New Playgrounds for Crown Heights Public School and Community

Cracked Asphalt Lot Transformed into a Vibrant Play Space By Student Design at P.S. 221

CROWN HEIGHTS, Brooklyn [CHI] — Last week students celebrated the new community playground they helped design at P.S. 221 at 791 Empire Boulevard in Crown Heights, Brooklyn. The new playground will be available to the school’s 650 pre-kindergarten-through-fifth grade students and to families from the surrounding community.


The lot at P.S. 221 has been transformed into a new $1 million community playground with help from The Trust for Public Land (TPL), community sponsor Friends of Crown Heights, and a design team comprised of P.S. 221’s students, teachers, parents, and members of the community. The playground, funded in part by Credit Suisse Foundation, includes a multi-purpose field, separate play equipment for 2-5 year olds and 5-12 year olds, multi-purpose courts, planting beds, running track game tables, benches, and trees.

TPL led a three-month participatory design process with students, community members, and Friends of Crown Heights staff to design the new playground to better serve the needs of the children and the community.

“The students were yearning for a place to play during recess and the community wanted a park. Today, their dreams became a reality,” said Andy Stone, director of TPL’s Parks for People—New York City program.

This playground was created in partnership with Mayor Bloomberg’s PlaNYC initiative and is the eleventh of 28 community parks that TPL is designing and building as part of this program.

The playground at P.S. 221 is one of five that have been sponsored by Credit Suisse, which contributed funds from the Credit Suisse Americas Foundation, but also rallied staff in support of the effort, ultimately resulting in nearly 4,000 employees contributing. The end result was a gift from Credit Suisse of $1.66 million to The Trust for Public Land to fund the five playgrounds, located in Harlem, Washington Heights, Hunt’s Point, Bensonhurst, and Crown Heights.
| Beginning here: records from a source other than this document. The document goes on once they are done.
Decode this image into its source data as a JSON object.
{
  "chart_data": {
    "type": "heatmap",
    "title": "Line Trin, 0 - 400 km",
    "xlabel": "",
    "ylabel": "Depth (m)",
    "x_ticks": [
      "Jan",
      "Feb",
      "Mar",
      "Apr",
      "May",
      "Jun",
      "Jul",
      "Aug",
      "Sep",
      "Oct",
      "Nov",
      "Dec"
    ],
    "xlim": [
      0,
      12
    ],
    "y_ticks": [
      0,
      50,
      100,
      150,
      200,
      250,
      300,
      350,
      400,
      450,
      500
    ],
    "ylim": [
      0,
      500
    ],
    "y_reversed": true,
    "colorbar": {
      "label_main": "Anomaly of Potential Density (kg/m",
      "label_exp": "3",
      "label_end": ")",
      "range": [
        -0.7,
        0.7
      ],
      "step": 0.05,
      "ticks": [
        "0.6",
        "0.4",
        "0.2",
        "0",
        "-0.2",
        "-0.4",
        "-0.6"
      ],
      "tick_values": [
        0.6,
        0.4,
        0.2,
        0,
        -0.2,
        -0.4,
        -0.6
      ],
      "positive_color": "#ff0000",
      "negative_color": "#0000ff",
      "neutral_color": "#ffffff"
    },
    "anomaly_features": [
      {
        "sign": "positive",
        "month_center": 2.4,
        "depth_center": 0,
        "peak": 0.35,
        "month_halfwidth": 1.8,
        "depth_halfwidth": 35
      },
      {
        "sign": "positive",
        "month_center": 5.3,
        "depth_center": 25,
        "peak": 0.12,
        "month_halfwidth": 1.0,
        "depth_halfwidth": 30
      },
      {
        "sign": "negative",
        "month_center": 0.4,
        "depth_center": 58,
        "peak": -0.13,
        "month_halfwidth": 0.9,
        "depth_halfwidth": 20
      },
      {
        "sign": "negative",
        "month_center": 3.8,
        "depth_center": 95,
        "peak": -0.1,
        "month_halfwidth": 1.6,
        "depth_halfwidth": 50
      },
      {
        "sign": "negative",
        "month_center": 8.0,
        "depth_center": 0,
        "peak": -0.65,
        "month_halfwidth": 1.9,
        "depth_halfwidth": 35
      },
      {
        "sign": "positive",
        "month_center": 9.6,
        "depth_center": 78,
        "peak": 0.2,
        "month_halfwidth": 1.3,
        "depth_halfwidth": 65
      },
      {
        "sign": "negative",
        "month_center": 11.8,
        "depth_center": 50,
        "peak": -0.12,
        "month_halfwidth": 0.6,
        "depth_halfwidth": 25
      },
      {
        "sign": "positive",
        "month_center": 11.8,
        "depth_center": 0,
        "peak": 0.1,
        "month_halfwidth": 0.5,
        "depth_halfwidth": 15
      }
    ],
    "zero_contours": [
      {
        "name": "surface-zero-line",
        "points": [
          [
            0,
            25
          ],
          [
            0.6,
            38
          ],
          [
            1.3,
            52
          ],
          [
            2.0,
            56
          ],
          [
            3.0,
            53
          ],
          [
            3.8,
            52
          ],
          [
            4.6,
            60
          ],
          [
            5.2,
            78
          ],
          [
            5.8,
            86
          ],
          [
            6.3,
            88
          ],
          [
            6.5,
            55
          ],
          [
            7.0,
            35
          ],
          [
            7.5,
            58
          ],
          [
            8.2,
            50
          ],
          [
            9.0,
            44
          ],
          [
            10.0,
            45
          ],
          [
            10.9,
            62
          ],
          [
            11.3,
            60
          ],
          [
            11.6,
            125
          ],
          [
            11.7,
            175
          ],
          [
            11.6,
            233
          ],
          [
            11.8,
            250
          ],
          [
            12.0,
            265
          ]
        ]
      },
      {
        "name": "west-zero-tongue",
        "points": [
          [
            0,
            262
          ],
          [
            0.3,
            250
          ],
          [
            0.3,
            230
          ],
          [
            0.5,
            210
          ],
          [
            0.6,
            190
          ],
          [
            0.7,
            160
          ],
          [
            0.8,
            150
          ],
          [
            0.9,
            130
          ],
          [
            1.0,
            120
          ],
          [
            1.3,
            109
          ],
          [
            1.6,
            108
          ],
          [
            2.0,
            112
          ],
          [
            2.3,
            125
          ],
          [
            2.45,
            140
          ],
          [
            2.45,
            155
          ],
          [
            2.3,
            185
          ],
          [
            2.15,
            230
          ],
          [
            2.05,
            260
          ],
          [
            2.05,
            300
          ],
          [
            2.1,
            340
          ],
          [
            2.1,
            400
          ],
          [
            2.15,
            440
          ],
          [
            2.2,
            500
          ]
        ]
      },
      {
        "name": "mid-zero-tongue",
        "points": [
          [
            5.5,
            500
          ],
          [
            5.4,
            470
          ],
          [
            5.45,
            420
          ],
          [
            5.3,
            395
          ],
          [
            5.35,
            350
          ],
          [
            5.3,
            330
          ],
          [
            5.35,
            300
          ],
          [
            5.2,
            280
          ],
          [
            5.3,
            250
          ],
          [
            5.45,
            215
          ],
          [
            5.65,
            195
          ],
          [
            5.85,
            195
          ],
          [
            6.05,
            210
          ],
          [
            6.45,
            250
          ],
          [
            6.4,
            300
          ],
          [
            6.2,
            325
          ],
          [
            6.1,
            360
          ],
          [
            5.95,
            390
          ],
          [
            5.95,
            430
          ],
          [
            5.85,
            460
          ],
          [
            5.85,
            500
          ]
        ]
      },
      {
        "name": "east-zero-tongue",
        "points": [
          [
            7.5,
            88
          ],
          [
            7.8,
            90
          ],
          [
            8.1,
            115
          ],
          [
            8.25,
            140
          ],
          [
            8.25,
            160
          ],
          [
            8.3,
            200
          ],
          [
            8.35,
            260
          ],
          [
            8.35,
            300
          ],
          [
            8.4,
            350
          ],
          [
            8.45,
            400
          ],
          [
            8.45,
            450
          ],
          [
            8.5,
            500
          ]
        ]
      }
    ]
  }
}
Credit Suisse helped fund renovation of a sixth Brooklyn playground in 2006 and their total support to TPL is $2 million.

“We are proud both as individuals and as employees of Credit Suisse to be part of this extraordinarily successful partnership,” said Lewis Wirshba, Chief Administrative Officer for the Americas for Credit Suisse. “Our staff feels personally invested because they gave from their own resources and time to help make this happen.”

“The generosity of Credit Suisse Foundation and their employees enables thousands of children now to have a place close to home where they can exercise both mind and muscles,” said Stone.

The Trust for Public Land has created 37 community playgrounds throughout New York City. In partnership with the city’s PlaNYC initiative, TPL is working to transform 185 schoolyards into playgrounds by 2010. The Trust for Public Land conserves land for people to enjoy as parks, gardens, and natural areas, ensuring livable communities for generations to come. TPL has created or enhanced more than 250 neighborhood parks in New York City, investing roughly $200 million in land purchases and in the design, construction and stewardship of parks. For more information, visit www.tpl.org/nyc.

6 Comments

  • poor kid

    when I was kid a big I used to ride my bike in that school yard one day a big shvartze told me my mother was calling me and pushed me off my bike and away he went.

    a few days later my borther was going to zal on troy av. 7am he sees a few shvartzes one of them with my bike. he walks up to the guy and takes it from him.

  • Diane (Fox) Brown

    I began school life at P.S. 221 in 1945 and attended until the middle of 6th grade, 1949, when my family moved to Maplewood, NJ and then to Miami Beach, FL. Arithmetic doesn’t make sense – I skipped second grade. I have many childhood memories of the asphalt playground. Of lining up in hallways for teachers to make sure we had washed our ears! Of walking to school from Carroll Street and Albany Avenue and waiting at street corners to ask an adult to please cross me… Anyone else remember a Mrs. Truelson? My father had her as a teacher years earlier. Nice to see the school looking as though it is thriving.